Department of Nuclear Medicine, the First Hospital of Jilin University, Changchun, Jilin, China.
J Cell Biochem. 2018 Nov;119(10):8304-8316. doi: 10.1002/jcb.26868. Epub 2018 Jun 12.
To investigate the biological functions and regulatory mechanism of lncRNA TNRC6C-AS1 in thyroid cancer (TC). TNRC6C-AS1, miR-129-5p, and UNC5B expression levels were investigated by qRT-PCR and Western blot. CCK-8 assay was conducted to determine cell proliferation, while transwell assay was for inspection of cell migration and invasion. Through bioinformatic analysis, the interactions among TNRC6C-AS1, miR-129-5p, and UNC5B were predicted. Dual luciferase reporter gene assay and RNA pull-down assay confirmed the predicted target relationships. Tumor xenograft assay was applied to inspect the effect of TNRC6C-AS1 downregulation on TC development in vivo. TNRC6C-AS1 and UNC5B were overexpressed, while miR-129-5p was underexpressed in TC tissues and cells. TNRC6C-AS1/UNC5B downregulation and miR-129-5p overexpression could suppress proliferation, migration, and invasion of TC cells as well as inhibit tumorigenesis in vivo. MiR-129-5p targeted TNRC6C-AS1 and UNC5B in TC cells; and UNC5B expression was downregulated by knocking down TNRC6C-AS1, which competitively bound with miR-129-5p. Downregulation of TNRC6C-AS1 restrained TC development by knocking down UNC5B through upregulating the expression of miR-129-5p.

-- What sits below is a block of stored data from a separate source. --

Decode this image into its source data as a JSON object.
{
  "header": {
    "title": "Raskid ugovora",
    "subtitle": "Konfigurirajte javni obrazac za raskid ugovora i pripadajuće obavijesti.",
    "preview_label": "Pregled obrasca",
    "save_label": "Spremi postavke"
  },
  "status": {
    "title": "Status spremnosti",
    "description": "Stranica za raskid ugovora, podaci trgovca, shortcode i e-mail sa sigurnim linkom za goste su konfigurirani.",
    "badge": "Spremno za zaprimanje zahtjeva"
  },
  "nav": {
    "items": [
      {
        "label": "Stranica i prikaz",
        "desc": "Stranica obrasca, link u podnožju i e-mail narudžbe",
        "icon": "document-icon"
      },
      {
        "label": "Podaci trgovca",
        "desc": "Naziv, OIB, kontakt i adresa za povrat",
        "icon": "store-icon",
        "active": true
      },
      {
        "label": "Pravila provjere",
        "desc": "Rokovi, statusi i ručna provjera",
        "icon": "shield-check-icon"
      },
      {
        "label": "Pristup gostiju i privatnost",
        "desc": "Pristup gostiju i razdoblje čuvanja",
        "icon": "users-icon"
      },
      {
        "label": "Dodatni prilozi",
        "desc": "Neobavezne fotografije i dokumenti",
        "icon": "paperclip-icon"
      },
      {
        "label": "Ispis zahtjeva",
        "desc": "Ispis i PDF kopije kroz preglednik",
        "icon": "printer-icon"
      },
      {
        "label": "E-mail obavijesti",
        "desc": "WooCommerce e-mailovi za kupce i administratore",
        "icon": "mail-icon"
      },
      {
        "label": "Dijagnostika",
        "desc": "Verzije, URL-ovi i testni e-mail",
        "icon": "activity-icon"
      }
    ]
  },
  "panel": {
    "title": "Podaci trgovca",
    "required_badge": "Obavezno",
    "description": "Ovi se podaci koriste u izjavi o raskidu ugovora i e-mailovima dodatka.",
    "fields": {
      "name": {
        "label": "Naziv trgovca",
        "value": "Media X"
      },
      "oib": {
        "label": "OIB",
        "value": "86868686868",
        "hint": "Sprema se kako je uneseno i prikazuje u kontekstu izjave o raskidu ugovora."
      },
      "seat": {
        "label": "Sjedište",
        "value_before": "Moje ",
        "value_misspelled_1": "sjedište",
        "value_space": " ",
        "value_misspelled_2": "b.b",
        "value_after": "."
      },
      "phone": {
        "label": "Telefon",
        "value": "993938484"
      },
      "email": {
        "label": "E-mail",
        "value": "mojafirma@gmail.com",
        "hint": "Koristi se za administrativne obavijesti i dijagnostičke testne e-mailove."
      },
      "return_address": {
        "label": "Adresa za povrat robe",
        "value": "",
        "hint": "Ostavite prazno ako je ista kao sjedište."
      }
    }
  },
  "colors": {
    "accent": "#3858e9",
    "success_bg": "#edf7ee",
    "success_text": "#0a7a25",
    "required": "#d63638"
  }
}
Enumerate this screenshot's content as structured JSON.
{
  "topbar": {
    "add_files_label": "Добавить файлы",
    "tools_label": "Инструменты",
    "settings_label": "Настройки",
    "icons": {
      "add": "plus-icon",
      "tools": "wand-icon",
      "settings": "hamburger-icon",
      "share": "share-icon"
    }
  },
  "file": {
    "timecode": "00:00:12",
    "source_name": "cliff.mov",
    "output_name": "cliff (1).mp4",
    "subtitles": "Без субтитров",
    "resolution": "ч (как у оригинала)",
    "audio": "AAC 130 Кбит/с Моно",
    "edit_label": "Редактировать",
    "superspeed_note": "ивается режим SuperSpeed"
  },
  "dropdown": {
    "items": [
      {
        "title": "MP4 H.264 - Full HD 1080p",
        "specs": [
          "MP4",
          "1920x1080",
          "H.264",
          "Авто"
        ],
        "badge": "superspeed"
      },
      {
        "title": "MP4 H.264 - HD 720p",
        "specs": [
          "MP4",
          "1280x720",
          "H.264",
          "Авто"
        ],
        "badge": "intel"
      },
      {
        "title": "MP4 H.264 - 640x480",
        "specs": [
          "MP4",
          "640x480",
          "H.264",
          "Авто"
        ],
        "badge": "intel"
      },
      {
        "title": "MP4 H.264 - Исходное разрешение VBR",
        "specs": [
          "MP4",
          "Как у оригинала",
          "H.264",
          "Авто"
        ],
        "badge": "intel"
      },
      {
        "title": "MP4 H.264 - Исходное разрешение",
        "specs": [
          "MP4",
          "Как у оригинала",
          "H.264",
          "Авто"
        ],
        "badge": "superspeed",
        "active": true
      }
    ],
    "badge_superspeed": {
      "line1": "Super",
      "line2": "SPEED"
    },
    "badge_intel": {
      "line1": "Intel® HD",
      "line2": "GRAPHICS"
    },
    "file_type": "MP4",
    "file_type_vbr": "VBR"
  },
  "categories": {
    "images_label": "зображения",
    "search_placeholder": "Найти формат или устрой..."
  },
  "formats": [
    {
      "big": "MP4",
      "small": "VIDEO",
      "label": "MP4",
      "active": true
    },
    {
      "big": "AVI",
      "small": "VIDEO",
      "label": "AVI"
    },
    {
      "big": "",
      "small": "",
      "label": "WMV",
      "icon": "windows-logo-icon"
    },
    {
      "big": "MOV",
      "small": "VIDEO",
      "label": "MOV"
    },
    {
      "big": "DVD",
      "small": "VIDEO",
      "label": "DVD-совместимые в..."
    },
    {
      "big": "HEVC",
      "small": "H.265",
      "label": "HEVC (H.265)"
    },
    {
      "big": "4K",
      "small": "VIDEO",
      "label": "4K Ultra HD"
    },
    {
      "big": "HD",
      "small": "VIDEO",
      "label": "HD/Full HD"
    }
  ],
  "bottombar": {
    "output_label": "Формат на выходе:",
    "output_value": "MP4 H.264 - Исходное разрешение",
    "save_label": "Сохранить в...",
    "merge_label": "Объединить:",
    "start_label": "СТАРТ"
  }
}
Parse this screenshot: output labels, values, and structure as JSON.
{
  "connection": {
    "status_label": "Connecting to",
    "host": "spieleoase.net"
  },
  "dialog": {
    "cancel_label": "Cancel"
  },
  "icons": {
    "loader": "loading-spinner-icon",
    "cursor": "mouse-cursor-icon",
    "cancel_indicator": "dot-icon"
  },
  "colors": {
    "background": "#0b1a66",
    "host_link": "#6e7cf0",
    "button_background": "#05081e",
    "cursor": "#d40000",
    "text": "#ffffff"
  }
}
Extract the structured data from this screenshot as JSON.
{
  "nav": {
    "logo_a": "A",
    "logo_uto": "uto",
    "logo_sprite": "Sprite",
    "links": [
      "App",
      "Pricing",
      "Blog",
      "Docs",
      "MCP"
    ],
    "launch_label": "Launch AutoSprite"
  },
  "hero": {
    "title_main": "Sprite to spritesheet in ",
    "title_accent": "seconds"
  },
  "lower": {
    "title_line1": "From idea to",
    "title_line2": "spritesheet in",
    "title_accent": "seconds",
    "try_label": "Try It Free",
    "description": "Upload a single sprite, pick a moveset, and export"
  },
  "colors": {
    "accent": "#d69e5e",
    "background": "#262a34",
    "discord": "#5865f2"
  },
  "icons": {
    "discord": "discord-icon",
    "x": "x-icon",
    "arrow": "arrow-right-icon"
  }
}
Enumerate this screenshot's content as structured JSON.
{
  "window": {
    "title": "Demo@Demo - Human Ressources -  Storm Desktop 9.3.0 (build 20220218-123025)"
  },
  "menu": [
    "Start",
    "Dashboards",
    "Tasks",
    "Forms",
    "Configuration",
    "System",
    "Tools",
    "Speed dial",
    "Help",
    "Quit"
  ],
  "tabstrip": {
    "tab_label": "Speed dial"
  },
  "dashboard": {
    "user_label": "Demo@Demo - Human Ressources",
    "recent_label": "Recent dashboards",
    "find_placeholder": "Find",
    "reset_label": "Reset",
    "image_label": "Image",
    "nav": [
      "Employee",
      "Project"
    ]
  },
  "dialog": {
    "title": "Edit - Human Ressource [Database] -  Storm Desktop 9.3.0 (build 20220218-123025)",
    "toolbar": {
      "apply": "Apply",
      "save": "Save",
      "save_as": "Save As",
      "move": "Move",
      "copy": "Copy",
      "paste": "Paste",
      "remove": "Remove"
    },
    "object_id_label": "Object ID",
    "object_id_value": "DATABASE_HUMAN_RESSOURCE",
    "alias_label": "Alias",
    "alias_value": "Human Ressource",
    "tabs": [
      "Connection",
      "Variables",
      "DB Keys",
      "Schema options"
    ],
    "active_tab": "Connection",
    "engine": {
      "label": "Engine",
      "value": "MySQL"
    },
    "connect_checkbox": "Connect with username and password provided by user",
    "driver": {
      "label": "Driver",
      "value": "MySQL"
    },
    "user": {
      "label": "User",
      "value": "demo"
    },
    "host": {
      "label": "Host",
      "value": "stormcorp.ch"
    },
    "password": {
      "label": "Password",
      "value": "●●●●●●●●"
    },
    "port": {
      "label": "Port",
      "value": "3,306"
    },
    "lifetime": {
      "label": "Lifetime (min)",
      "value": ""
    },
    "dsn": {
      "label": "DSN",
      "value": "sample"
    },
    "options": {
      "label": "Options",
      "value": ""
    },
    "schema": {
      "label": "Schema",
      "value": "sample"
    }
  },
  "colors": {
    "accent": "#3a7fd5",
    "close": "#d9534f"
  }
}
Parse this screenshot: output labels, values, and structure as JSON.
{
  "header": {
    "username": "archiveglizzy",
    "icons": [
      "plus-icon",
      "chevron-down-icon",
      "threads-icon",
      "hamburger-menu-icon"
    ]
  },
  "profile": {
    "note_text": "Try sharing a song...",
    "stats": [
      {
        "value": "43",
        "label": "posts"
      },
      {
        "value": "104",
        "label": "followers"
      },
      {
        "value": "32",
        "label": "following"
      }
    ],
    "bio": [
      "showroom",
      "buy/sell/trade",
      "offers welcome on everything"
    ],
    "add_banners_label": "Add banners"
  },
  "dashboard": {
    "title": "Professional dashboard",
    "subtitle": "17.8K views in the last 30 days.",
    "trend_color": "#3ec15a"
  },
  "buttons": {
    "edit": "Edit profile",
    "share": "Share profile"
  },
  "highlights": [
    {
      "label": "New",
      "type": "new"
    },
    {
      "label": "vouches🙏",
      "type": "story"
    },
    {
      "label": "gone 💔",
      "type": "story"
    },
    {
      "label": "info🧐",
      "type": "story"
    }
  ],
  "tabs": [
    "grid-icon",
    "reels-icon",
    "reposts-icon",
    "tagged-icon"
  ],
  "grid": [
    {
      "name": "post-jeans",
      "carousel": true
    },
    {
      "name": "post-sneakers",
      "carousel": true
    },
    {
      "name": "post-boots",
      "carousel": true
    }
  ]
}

为了研究长链非编码 RNA(lncRNA)TNRC6C-AS1 在甲状腺癌(TC)中的生物学功能和调控机制。采用 qRT-PCR 和 Western blot 检测 TNRC6C-AS1、miR-129-5p 和 UNC5B 的表达水平。通过 CCK-8 测定法检测细胞增殖,Transwell 测定法检测细胞迁移和侵袭。通过生物信息学分析,预测了 TNRC6C-AS1、miR-129-5p 和 UNC5B 之间的相互作用。双荧光素酶报告基因检测和 RNA 下拉实验验证了预测的靶关系。肿瘤异种移植实验用于检测 TNRC6C-AS1 下调对 TC 体内发展的影响。在 TC 组织和细胞中,TNRC6C-AS1 和 UNC5B 过表达,而 miR-129-5p 低表达。TNRC6C-AS1/UNC5B 下调和 miR-129-5p 过表达可抑制 TC 细胞的增殖、迁移和侵袭,并抑制体内肿瘤发生。miR-129-5p 在 TC 细胞中靶向 TNRC6C-AS1 和 UNC5B;敲低 TNRC6C-AS1 可下调 UNC5B 的表达,其与 miR-129-5p 竞争结合。下调 TNRC6C-AS1 通过上调 miR-129-5p 的表达来抑制 TC 的发展。